NUMBER OF RELATIONS Number of Relations DARPA MR Domains <50 NYU, Yago <100 NELL ~500 DBpedia 3.2 940 PropBank 3,600 VerbNet 5,000 WikiPedia InfoBoxes, f > ~5,000 10 TextRunner (phrases ) 100,000+ ReVerb ( phrases ) 1,000,000+ Etzioni, University of Washington 22

SAMPLE OrrF EXTRACTED RELATIONS Relation Phrases invented acquired by has a PhD in inhibits tumor denied voted for growth in inherited born in mastered the art of is the patron downloaded aspired to saint of expelled Arrived from wrote the book on Etzioni, University of Washington 23

Relation Phrases Etzioni, University of Washington 24

Open IE: TextRunner (2007) • Cleaning up relations – Unsupervised, probabilistic synonym detection • P(Bill Clinton = President Clinton) – Count shared (relation, arg2) • P(acquired = bought) – Relations: count shared (arg1, arg2) Etzioni, University of Washington 25

Semantische Technologien (M-TANI) Christian Chiarcos Angewandte - PowerPoint PPT Presentation

Aktuelle Themen der Angewandten Informatik Semantische Technologien (M-TANI) Christian Chiarcos Angewandte Computerlinguistik chiarcos@informatik.uni-frankfurt.de 11. Juli 2013 Machine Reading & Open IE Pretext: Continue from last

Semantische Technologien (M-TANI) Christian Chiarcos Angewandte Computerlinguistik

UB UBK GmbH Integration von operativen Prozessen Agenda mittels Embedded Internet Technologien

Routing on Flat Labels Hauptseminar Innovative Internet-Technologien und Mobilkommunikation

Master Seminar Innovative Internet-Technologien und Mobilkommunikation WS 2011/2012 Prof.

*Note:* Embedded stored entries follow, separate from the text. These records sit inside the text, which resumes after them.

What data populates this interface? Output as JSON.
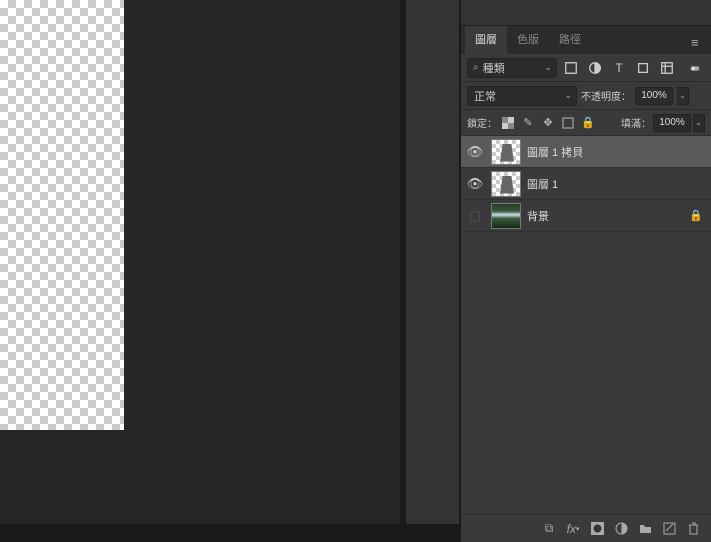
{
  "tabs": {
    "layers": "圖層",
    "channels": "色版",
    "paths": "路徑"
  },
  "filter": {
    "label": "種類"
  },
  "blend": {
    "mode": "正常"
  },
  "opacity": {
    "label": "不透明度：",
    "value": "100%"
  },
  "fill": {
    "label": "填滿：",
    "value": "100%"
  },
  "lock": {
    "label": "鎖定："
  },
  "layers": [
    {
      "name": "圖層 1 拷貝",
      "visible": true,
      "selected": true,
      "locked": false,
      "thumb": "shape"
    },
    {
      "name": "圖層 1",
      "visible": true,
      "selected": false,
      "locked": false,
      "thumb": "shape"
    },
    {
      "name": "背景",
      "visible": false,
      "selected": false,
      "locked": true,
      "thumb": "waterfall"
    }
  ]
}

Technologien und Mobilkommunikation Self-Healing in Self-Organising Networks Oliver Scheit

Discovering, Visualizing and Sharing Knowledge through Personalized Learning Knowledge Maps The

Adaptivitt in Lernplattform en W ie knnen Lernstile erkannt und bercksichtigt w erden?

Testen von Microservices Jrg Pfrnder Hypoport AG EUROPACE EUROPACE 15% der

Knowledge Graphs on the Web Which information can we find in them and which can we not?

Knowledge Representation 8 AI Slides (6e) c Lin Zuoquan@PKU 2003-2020 8 1 8 Knowledge

AN INTRODUCTION TO CONTENT DETERMINATION Gerard Casamayor Chris Mellish Contents 1. The place

Machine Learning and Knowledge Graphs Pasquale Minervini University College London @pminervini

Student Projects Multimedia Information Systems 2 VU (707.025) (Visual Analytics) SS 2016

A Neural Network Architecture for Detec2ng Gramma2cal Errors in SMT A Neural Network Architecture

Risk Management Workshop 1 Risk management workshop Why do we Risk Risk and need risk

Introduction Sung-Eui Yoon ( ) Course URL: http://sglab.kaist.ac.kr/~sungeui/CG About

OpenAIRE Advance Advancing Open Scholarship @ openaire_eu WACREN 2018 Conference and Annual

Cut Price Slides USDA/AMS weekly reported negotiated wholesale prices (national FOB plant)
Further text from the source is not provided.